Spies Like UsMicrosoft has filed a lawsuit against the US government over the number of secrecy orders it has received that allow g-men and cops access to customers’ e-mails and other records.
The software giant’s chief legal officer Brad Smith said that gag orders had been applied to 2,576 such demands over the course of an 18-month period. Microsoft’s top counsel added that 1,752 (68 percent) of those secrecy orders had no end date—”This means we effectively are prohibited forever from telling our customers that the government has obtained their data,” he said.
Smith added in a blog post:
To be clear, we appreciate that there are times when secrecy around a government warrant is needed.
This is the case, for example, when disclosure of the government’s warrant would create a real risk of harm to another individual or when disclosure would allow people to destroy evidence and thwart an investigation.
But based on the many secrecy orders we have received, we question whether these orders are grounded in specific facts that truly demand secrecy.
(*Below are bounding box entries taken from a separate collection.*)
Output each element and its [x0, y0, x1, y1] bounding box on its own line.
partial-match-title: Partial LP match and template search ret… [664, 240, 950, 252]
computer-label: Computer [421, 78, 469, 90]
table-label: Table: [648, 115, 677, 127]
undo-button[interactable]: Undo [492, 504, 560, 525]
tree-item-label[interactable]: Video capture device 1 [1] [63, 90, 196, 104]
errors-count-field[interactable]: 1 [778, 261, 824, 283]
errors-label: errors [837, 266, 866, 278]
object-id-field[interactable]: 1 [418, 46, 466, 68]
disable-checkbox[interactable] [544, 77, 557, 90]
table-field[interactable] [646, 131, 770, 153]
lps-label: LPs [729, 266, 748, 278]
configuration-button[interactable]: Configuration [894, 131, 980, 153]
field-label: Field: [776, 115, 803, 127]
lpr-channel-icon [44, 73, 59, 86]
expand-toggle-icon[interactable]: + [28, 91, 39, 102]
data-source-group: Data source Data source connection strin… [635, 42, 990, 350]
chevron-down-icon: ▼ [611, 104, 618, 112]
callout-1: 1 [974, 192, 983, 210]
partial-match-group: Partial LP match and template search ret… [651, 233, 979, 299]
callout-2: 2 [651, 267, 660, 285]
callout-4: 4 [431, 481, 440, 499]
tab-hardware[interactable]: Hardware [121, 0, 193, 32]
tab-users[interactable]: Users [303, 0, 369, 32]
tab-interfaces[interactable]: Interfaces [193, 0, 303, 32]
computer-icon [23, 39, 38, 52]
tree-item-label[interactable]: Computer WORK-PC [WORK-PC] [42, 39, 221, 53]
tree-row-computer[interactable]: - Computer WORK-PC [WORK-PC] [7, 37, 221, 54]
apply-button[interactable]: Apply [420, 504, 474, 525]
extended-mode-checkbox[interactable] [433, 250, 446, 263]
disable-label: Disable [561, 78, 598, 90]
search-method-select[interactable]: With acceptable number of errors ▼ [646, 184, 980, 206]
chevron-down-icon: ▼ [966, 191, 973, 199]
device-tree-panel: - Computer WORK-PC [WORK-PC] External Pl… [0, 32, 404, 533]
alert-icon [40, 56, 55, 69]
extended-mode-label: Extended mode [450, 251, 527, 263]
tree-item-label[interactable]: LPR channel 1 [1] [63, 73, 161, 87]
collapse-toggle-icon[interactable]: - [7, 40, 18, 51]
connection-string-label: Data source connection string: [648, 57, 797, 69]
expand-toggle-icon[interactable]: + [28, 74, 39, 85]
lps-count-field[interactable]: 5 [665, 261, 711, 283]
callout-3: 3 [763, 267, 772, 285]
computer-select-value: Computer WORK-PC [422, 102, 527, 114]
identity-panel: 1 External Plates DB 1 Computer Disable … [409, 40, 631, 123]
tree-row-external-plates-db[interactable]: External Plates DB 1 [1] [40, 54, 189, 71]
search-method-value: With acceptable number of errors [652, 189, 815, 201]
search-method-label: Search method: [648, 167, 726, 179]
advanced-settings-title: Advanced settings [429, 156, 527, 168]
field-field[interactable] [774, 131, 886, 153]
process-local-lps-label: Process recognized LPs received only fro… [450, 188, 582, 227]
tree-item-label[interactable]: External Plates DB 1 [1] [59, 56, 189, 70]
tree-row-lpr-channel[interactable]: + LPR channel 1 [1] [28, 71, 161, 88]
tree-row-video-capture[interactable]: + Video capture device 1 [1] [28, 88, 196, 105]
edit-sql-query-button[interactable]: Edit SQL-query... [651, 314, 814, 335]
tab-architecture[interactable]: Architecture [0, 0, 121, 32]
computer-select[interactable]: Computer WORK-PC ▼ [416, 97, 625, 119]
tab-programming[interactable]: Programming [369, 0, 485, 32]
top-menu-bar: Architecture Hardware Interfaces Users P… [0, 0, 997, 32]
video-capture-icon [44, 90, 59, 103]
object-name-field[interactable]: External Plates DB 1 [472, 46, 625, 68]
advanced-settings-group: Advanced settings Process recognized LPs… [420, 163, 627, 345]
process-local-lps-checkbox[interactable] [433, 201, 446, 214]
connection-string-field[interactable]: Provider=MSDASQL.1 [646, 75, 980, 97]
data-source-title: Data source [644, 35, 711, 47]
To the contrary, it appears that the issuance of secrecy orders has become too routine.
Microsoft alleged in its lawsuit against the US government that two fundamental rights had been violated.
It cited the Constitution’s Fourth Amendment, which gives US citizens the right to know if the government has searched or seized their property; and the First Amendment, which Microsoft said gives it the right to talk to its customers about any government action involving their data.
Smith added in his post that cloud computing should not be used as a shortcut by police and spooks to gain access to information belonging to Microsoft’s customers: “Customers generally shouldn’t be entitled to less notice just because they have moved their e-mails to the cloud.”
The US government uses the Electronic Communications Privacy Act (ECPA) more and more, Microsoft complained. “In fact, secrecy provisions in ECPA today are out of step with other US laws that contain clearer limitations on secrecy provisions and allow law enforcement flexibility for extensions,” argued Smith.
Microsoft has recently mounted a number of other legal challenges against the US government’s attempts to access customers’ data. One such case relates to a US search warrant to access the customer e-mails of a foreign individual in Ireland. That particular lawsuit is pending in the US Court of Appeals for the Second Circuit, said Smith.